In Rockland, the local community and government made things difficult for the proposed Turning Tides methadone clinic. After originally proposing the for-profit clinic on Park St., the city has since rezoned to only allow the methadone clinic only in the outskirts of the city, in a more rural setting on Route 90. The Park St. building is located at the beginning of the downtown district. I can’t imagine many tourists enjoying a drive past a methadone clinic to take their children for a Maine lobster dinner. The site also abuts a local family’s backyard, where their children play on their swing set.
The owners of Turning Tides are serving the city with a lawsuit because there is no available space on the short strip of Route 90 for their clinic. The city had to rezone because it had no way of regulating if the methadone clinic moved in, or where they set up their drug shop. A restaurant or bar has to apply for a liquor license, and the city has control over them, but no control over the distribution of methadone to the clinic’s clients.
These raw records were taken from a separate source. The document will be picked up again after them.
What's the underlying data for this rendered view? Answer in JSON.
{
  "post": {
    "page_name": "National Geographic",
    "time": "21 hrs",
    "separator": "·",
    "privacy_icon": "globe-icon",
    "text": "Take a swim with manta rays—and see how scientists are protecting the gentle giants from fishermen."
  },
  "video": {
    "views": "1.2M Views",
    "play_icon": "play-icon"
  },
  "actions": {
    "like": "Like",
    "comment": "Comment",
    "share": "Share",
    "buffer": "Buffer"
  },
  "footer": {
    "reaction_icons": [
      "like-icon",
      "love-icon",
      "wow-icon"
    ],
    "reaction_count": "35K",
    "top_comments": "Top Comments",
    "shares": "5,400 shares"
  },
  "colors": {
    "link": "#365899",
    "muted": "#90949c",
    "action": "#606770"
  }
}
The clinics do have to obtain licenses from the Maine Department of Health and Human Services, the federal Drug Enforcement Agency and the Maine Board of Pharmacy before opening.
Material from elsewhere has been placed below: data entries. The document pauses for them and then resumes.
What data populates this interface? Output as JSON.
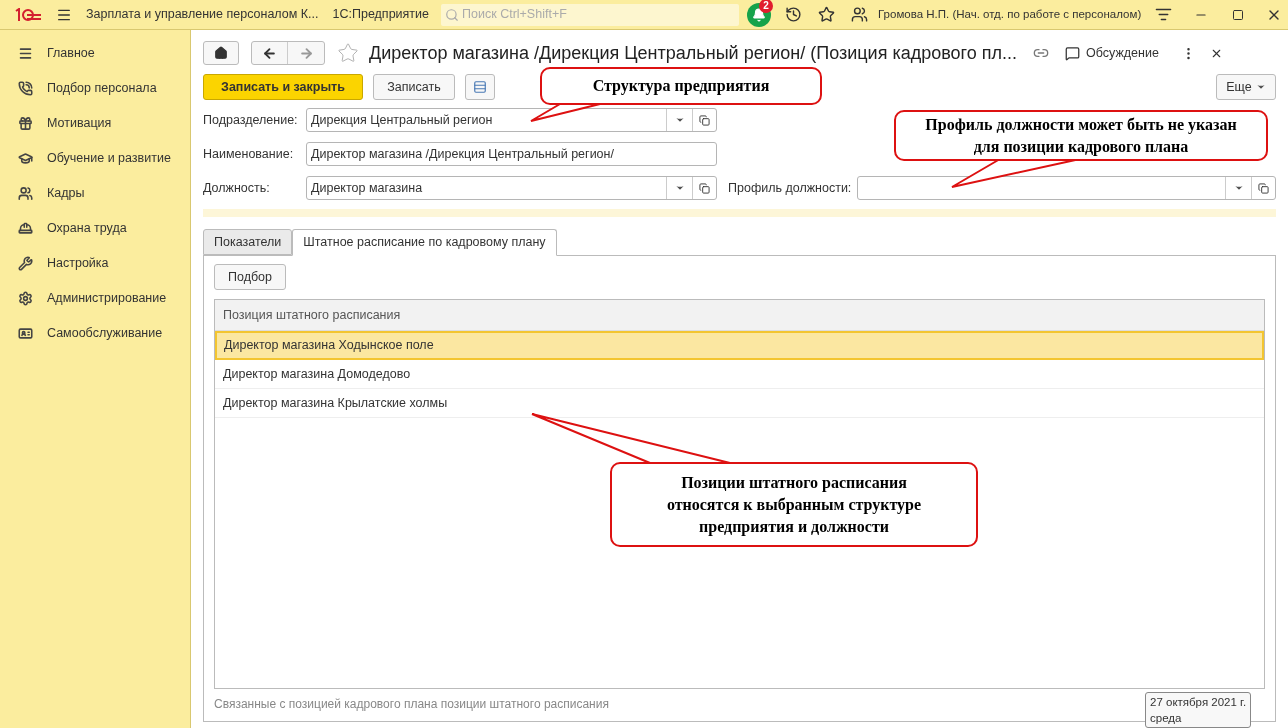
{
  "topbar": {
    "app_title": "Зарплата и управление персоналом К...",
    "platform": "1С:Предприятие",
    "search_placeholder": "Поиск Ctrl+Shift+F",
    "notifications": "2",
    "user": "Громова Н.П. (Нач. отд. по работе с персоналом)"
  },
  "sidebar": {
    "items": [
      {
        "label": "Главное"
      },
      {
        "label": "Подбор персонала"
      },
      {
        "label": "Мотивация"
      },
      {
        "label": "Обучение и развитие"
      },
      {
        "label": "Кадры"
      },
      {
        "label": "Охрана труда"
      },
      {
        "label": "Настройка"
      },
      {
        "label": "Администрирование"
      },
      {
        "label": "Самообслуживание"
      }
    ]
  },
  "form": {
    "title": "Директор магазина /Дирекция Центральный регион/ (Позиция кадрового пл...",
    "discussion": "Обсуждение",
    "buttons": {
      "save_close": "Записать и закрыть",
      "save": "Записать",
      "more": "Еще"
    },
    "fields": [
      {
        "label": "Подразделение:",
        "value": "Дирекция Центральный регион",
        "kind": "select"
      },
      {
        "label": "Наименование:",
        "value": "Директор магазина /Дирекция Центральный регион/",
        "kind": "text"
      },
      {
        "label": "Должность:",
        "value": "Директор магазина",
        "kind": "select"
      }
    ],
    "profile_label": "Профиль должности:",
    "tabs": [
      {
        "label": "Показатели",
        "selected": false
      },
      {
        "label": "Штатное расписание по кадровому плану",
        "selected": true
      }
    ],
    "pick_button": "Подбор",
    "table": {
      "column": "Позиция штатного расписания",
      "rows": [
        {
          "cell": "Директор магазина Ходынское поле",
          "selected": true
        },
        {
          "cell": "Директор магазина Домодедово",
          "selected": false
        },
        {
          "cell": "Директор магазина Крылатские холмы",
          "selected": false
        }
      ]
    },
    "footer_text": "Связанные с позицией кадрового плана позиции штатного расписания"
  },
  "tooltip": {
    "lines": [
      "27 октября 2021 г.",
      "среда"
    ]
  },
  "callouts": [
    {
      "text": "Структура предприятия"
    },
    {
      "text": "Профиль должности может быть не указан для позиции кадрового плана"
    },
    {
      "text": "Позиции штатного расписания относятся к выбранным структуре предприятия и должности"
    }
  ]
}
In Bangor, a Florida-based company has proposed a second methadone clinic, to be located in Maine Square Mall on Hogan Road, next to Quizno’s.
The Bangor Daily News reported that Bangor City Council Chairman Dan Tremble said that the methadone clinic program at Acadia Hospital operates in a hospital setting that he believes provides for close oversight with a level of privacy that he doesn’t believe would be available in a commercial setting.
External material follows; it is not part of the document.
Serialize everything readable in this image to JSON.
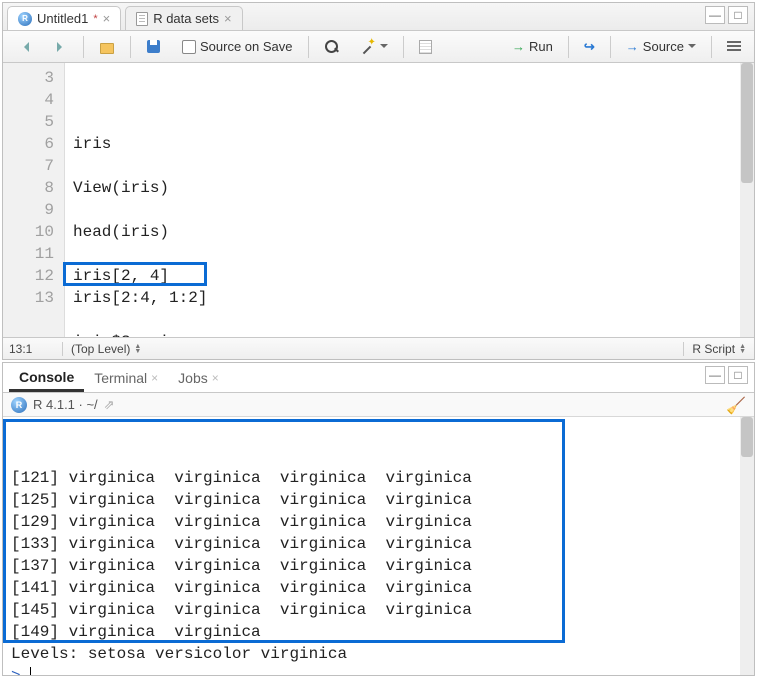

“The experience we’ve had with Acadia has been good,” Tremble said to the Bangor Daily News. “I would question the need for a second treatment program. I understand Acadia has a waiting list, but I don’t think it’s enough to support another clinic in town.”
In response to the Turning Tides controversy, a methadone law has been introduced to the state legislature by Rep. Ed Mazurek (D-Rockland). Mazurek has a number of co-sponsors on the bill, LD 21, “An Act to Enhance Community Involvement Regarding Methadone Clinics.”
Residents in Rockland and Hogan Road business owners have expressed concern about increased crime to due to the addition of a methadone clinic.
Portland Police Chief Michael Chitwood testified to Sen. Susan Collins that there are problems with methadone abuse and the regulation of it. He testified that in 2002 there were at least 30 methadone-caused deaths in the Portland and Cumberland County area.
“I feel helpless because we have two local for-profit methadone clinics dispensing this drug, without, in my opinion, adequate oversight,” Chitwood testified. “The very nature of a for-profit clinics creates incentives to keep people on methadone or street out the amount of time they are taking it before being weaned from it. Furthermore, the clinics are sending people home with methadone with minimal counseling and education.”
“The federal guidelines, which were designed to make methadone treatment more accessible, e.g. take home doses, have created a crisis,” Chitwood said in his testimony. “People are taking their methadone home, but in too many cases, they are selling it or letting their friends take it.”
If we want to help people with drug addictions, they need to be in programs that are focused on getting individuals completely clean and off methadone as well, and keeping the methadone off the streets. The for-profit clinic owners also need to be accountable for the fact that they are moving into communities. People deserve a right to have the clinics and clients out of shopping districts and in medicalbased or rural settings.
Kristin Saunders prefers to have her Quizno’s without a side of methadone.